Resime ilgim çocukluğumdan beri vardı. Çocuklara hep sorulur ya büyüyünce ne olacaksın diye. Ben hep ressam ya da veteriner olacağım derdim. İlkokuldan beri katıldığım tüm resim yarışmalarında birinciliği pek kimseye bırakmadım. Başlarda resim sanatını çok sevdiğim ve geliştirmek için hobi olsun diye kurslara basladım. O dönemde yaptığım tablolarımı satmaya ve hediye etmeye kıyamadım.Taa ki evin içi tablolarla dolana kadar. Sonra karma sergilere katıldım. Ardından kişisel sergiler açtım. Koleksiyonerler beni takibe aldılar. En özellerini hep onlar seçtiler ve hatta içlerinden birisi bir gün çok iddialı bir söz söyledi çalışmam üzerine. O kolleksiyoner, bana “Binnaz Hanım size yemin ederim ki bu tabloyla kendime sıfır araç alıp sana kahve içmeye geleceğim o araçla” dedi; dediği gibi de bir süre sonra dediğini yaptı.

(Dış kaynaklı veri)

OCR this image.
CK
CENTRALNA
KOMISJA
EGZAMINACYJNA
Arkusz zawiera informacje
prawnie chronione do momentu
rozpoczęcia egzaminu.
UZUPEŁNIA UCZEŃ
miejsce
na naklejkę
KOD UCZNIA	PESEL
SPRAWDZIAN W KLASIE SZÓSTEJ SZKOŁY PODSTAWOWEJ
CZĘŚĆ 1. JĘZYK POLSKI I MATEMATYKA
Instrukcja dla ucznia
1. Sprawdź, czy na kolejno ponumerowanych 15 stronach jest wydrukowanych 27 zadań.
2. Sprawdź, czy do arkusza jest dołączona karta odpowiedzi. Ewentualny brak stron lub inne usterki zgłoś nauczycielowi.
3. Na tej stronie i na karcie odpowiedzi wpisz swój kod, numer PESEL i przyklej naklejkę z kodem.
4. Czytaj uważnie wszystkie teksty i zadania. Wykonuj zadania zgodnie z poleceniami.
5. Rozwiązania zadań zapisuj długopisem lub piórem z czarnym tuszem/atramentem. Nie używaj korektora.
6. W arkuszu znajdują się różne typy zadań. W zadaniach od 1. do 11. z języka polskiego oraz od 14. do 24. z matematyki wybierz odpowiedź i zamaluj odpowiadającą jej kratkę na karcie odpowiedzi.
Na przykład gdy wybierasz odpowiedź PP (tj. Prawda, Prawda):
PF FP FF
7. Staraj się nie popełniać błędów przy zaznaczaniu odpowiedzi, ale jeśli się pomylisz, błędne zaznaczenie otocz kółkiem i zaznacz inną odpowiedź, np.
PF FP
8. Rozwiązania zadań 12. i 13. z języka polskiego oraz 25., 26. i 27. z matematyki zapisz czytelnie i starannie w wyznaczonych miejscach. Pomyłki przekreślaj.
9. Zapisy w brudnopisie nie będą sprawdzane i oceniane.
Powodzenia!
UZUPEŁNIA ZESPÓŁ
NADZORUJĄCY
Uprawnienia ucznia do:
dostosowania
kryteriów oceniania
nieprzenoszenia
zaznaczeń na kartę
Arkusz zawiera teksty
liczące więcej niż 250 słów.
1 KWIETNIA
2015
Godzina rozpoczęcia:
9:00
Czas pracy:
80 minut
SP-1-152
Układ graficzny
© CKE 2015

Niyetim para kazanmak değildi, elimden geldiğince her eve bir tabloydu hedefim ve bu süreçte 386 tablo yapmış oldum. Ancak şu anda evimde sadece 4 tablom var. Resim yapmaktan çok yoruldum galiba İnebolu’ya geleli 6 yıl oldu ve ben elime fırça almadım. Otururken karakalem birşeyler karalamadan durmamıyorum sadece. İnebolu’da kurs açmak için tüm evraklarımı hazırlayıp başvuru yaptığım gün İsmail Aziz Karahan’dan özenle yeniden yarattığı Gabak Gavur Gonağı’nın işletme müdürlüğü iş teklifi geldi. Görünce hayran kaldığım bir yapı ve neden olmasın tam benim hayalim bir iş ve kabul ettim. Resim sevdamın önüne geçti konak işletmeciliği…
- Bildiğim kadarıyla İnebolu’daki ilk kadın muhtarlardansınız? Muhtar olmaya sizi teşvik etti?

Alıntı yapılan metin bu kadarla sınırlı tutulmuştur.